Summer 1997 / About a third of the teachers at reconstituted schools—174 in all—are not rehired. Board policy gives “reserve” teachers (those who lose their positions at a school due to declining enrollment or a program change) 20 months to find another permanent position in the system. The Reform Board decides the “reconstituted” 174 will get only 10 months, causing the first serious breech with the Chicago Teachers Union (CTU). The union goes to court but is told it has no cause for action until one of the 174 loses his or her job.

July 1997 / The Reform Board votes to remove principals from 11 schools on probation. In her first public challenge to CEO Vallas, Bevery Tunney, president of the Chicago Principals and Administrators Association, charges, “There was no educational malpractice at these schools. … The only criterion I see being used is when someone in the school has a conflict with the principal.”

August 1997 / Nine schools get off probation because the percentage of students scoring at or above the national average tops 20 percent. Fifteen schools slip below the 15 percent mark and are added to the probation list, putting the new total at 115.

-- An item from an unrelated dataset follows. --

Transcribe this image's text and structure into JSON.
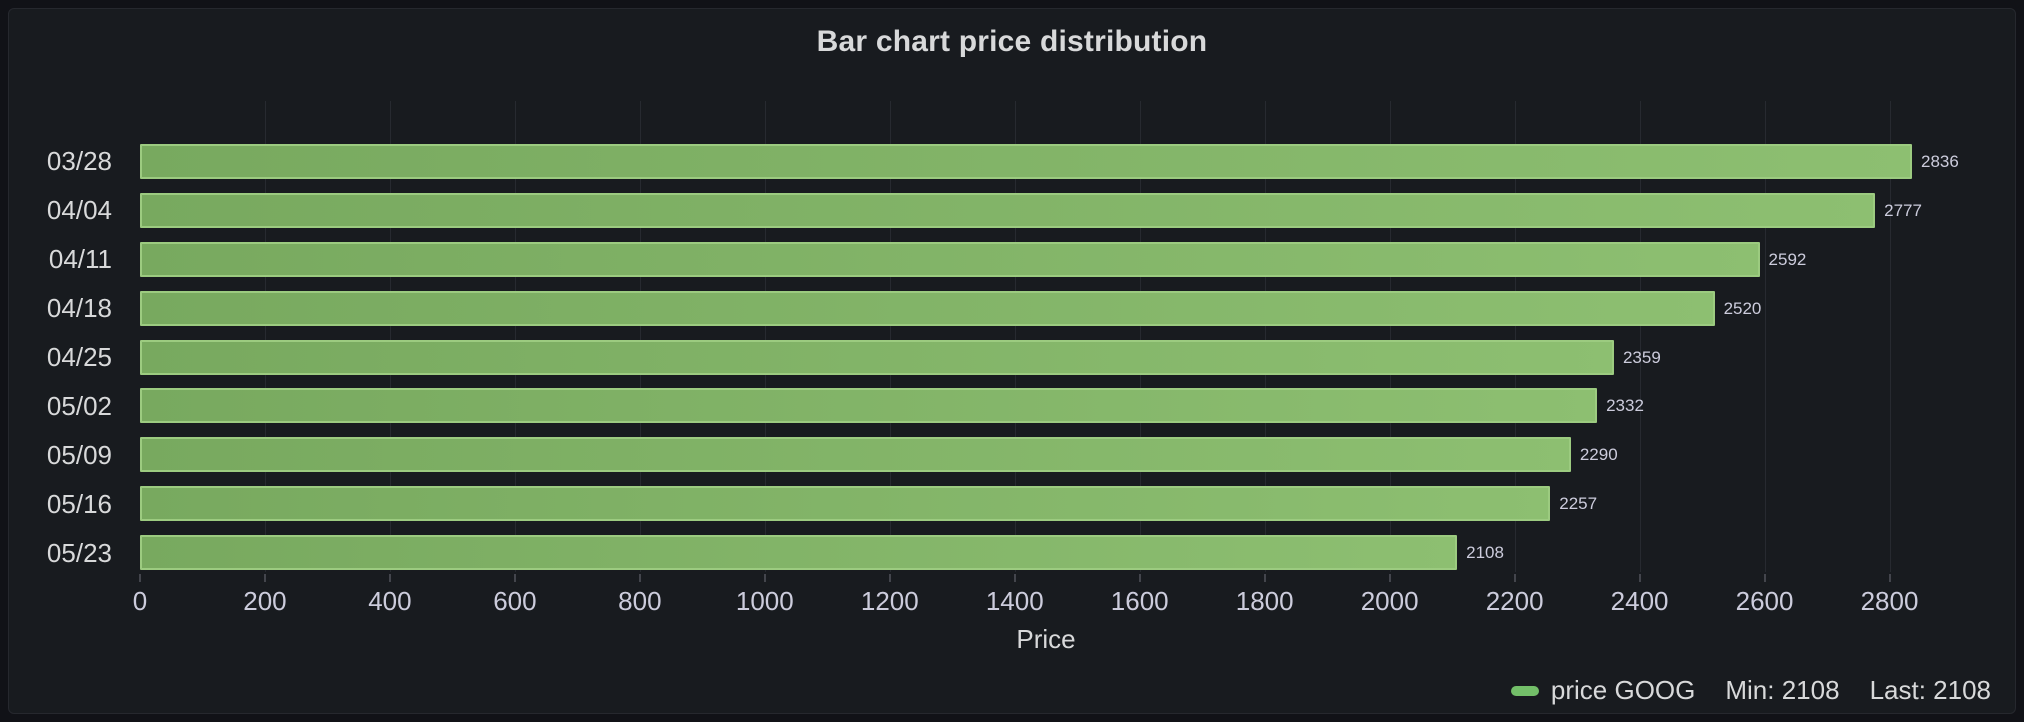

September 1997 / Reconstituted high schools reopen with many vacant positions.

May 1998 / Paul Vallas announces he will wait at least a year before reconstituting any more schools, so the process can be studied. Negotiations are underway with the CTU to craft a form of interven-tion stronger than probation but less sweeping than reconstitution. Fifty-eight “reconstituted” teachers have not yet been offered permanent jobs, and the board agrees to give them an extra four months. The CTU vows it will file suit if any teacher loses his or her job. Vallas says he’s not worried. “We don’t do things that are legally risky,” he says. “We do things that we think will withstand a legal confrontation in court.”

Preliminary test scores show the percentage of students at or above norms in math and reading has reached a high for the decade, continuing an upward trend that began in the early 1990s. Of schools on probation, 25 score above the 20 per-cent mark needed to get off. Only two more slip below the 15 percent mark that triggers probation.

Vallas credits the board’s extra resources—summer school, after-school programs and outside partners. Anthony Byrk of the Consortium on Chicago School Research notes the board’s policy of holding back low-scoring students likely inflated citywide gains.